1. Tech is easy, people are challenging
(stolen from @jeremysrgt)
People over processes over tools. Unless you can get buy-in from the people you are trying to help, what's the point? One of the main goals of DevOps is to improve the quality of life for their organisation's developers and the organisation as a whole, developing core platforms and tooling that secure, improve and speed up their day-to-day. Whether that's via implementing new CI/CD tooling, automation, or architecture platforms, as long as you have a “people first” approach in your mind, you will always make a positive impact.
2. GitOps is the way
If you aren’t building your infrastructure with some form of IAC — don’t bother, because you will be in for a world of hurt. Having said that, even if you are building your infra with IAC, if many engineers have access to make changes to the infrastructure manually, over time you will also be in for a world of hurt!IAC is the best first step, but deploying a GitOps tool (eg argocd, or Crossplane has similar functionality built-in) is an amazing next step. a GitOps tool ensures that the IAC that is deployed to your cloud environment is what is actually running. These tools continuously check the live environment and compare it against the IAC and if it notices a change (ie someone making a change manually in the AWS console) it will change it back to what is the IAC. This ensures that every change is managed through your IAC. Granted this makes 3 am incident responses a bit more challenging… but aren’t they always.

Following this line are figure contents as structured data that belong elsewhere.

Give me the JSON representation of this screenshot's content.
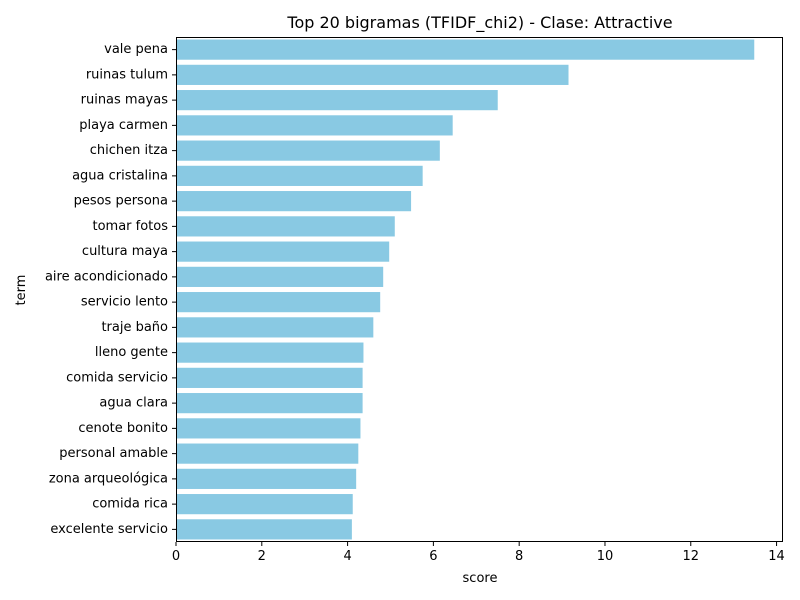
{
  "chart_data": {
    "type": "bar",
    "orientation": "horizontal",
    "title": "Top 20 bigramas (TFIDF_chi2) - Clase: Attractive",
    "xlabel": "score",
    "ylabel": "term",
    "xlim": [
      0,
      14.15
    ],
    "xticks": [
      0,
      2,
      4,
      6,
      8,
      10,
      12,
      14
    ],
    "grid": false,
    "bar_color": "#89c9e3",
    "categories": [
      "vale pena",
      "ruinas tulum",
      "ruinas mayas",
      "playa carmen",
      "chichen itza",
      "agua cristalina",
      "pesos persona",
      "tomar fotos",
      "cultura maya",
      "aire acondicionado",
      "servicio lento",
      "traje baño",
      "lleno gente",
      "comida servicio",
      "agua clara",
      "cenote bonito",
      "personal amable",
      "zona arqueológica",
      "comida rica",
      "excelente servicio"
    ],
    "values": [
      13.48,
      9.15,
      7.5,
      6.45,
      6.15,
      5.75,
      5.48,
      5.1,
      4.97,
      4.83,
      4.76,
      4.6,
      4.37,
      4.35,
      4.35,
      4.3,
      4.25,
      4.2,
      4.12,
      4.1
    ]
  }
}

3. Yaml is cool and all but Learn to code
As DevOps engineers, you are probably going to be dealing with lots and lots (and I truly mean a lot!) of YAML/JSON code and you will be dealing with quite a few “code-less” solutions. Still, learn to code…. Knowing the fundamentals of a few different programming languages is such an enormous asset for a DevOps engineer! It's absolutely priceless! Being able to help the Development team debug application issues during incidents, understand how your company’s apps work, build your own bespoke solutions to any number of problems your organisation has internally, building platform-level tools and even contributing to the “code-less” open source tools you consume. Knowing the basics of the languages used at your company is essential. Advancing your understanding in at least one is even better…
4. The 12 Factor App
Stateful apps in the cloud will be the bane of your existence. Push for the 12-factor app framework if you truly want any application in your organisation to be ready for the cloud. If it doesn’t, then let’s work on that first. Whenever I’ve had new Junior-Mid engineers join my teams, I found that one of the first principles I’d always end up showing them was the 12-factor app. Whenever they were working with a team and their application, or making developing their own internal tool for the platform/organisation I’d ensure that the 12-factor app was at the forefront of their mind during development. If you can get into this mindset, you will make meaningful impacts on the organisation.
5. Don’t Stop learning!
As we all know, technology is an ever-changing landscape but for some reason, the cloud and infrastructure tooling space seems to change a bit faster than others! Maybe because of its vastness, but there is always something new to learn, understand and potentially deploy for your organisation/platform. New infrastructure resources are always being pushed by cloud providers then new tooling to manage those resources are constantly being developed by the open-source community! There's a reason AWS certificates are only valid for 3 years, the landscape changes so rapidly and if you don’t stay on top of learning what is offered to us in the space, you will fall behind. Sign up for a newsletter, watch YouTube tutorials, browse medium, just stay passionate and you’ll do fine.
What are some of your gems from your time in DevOps??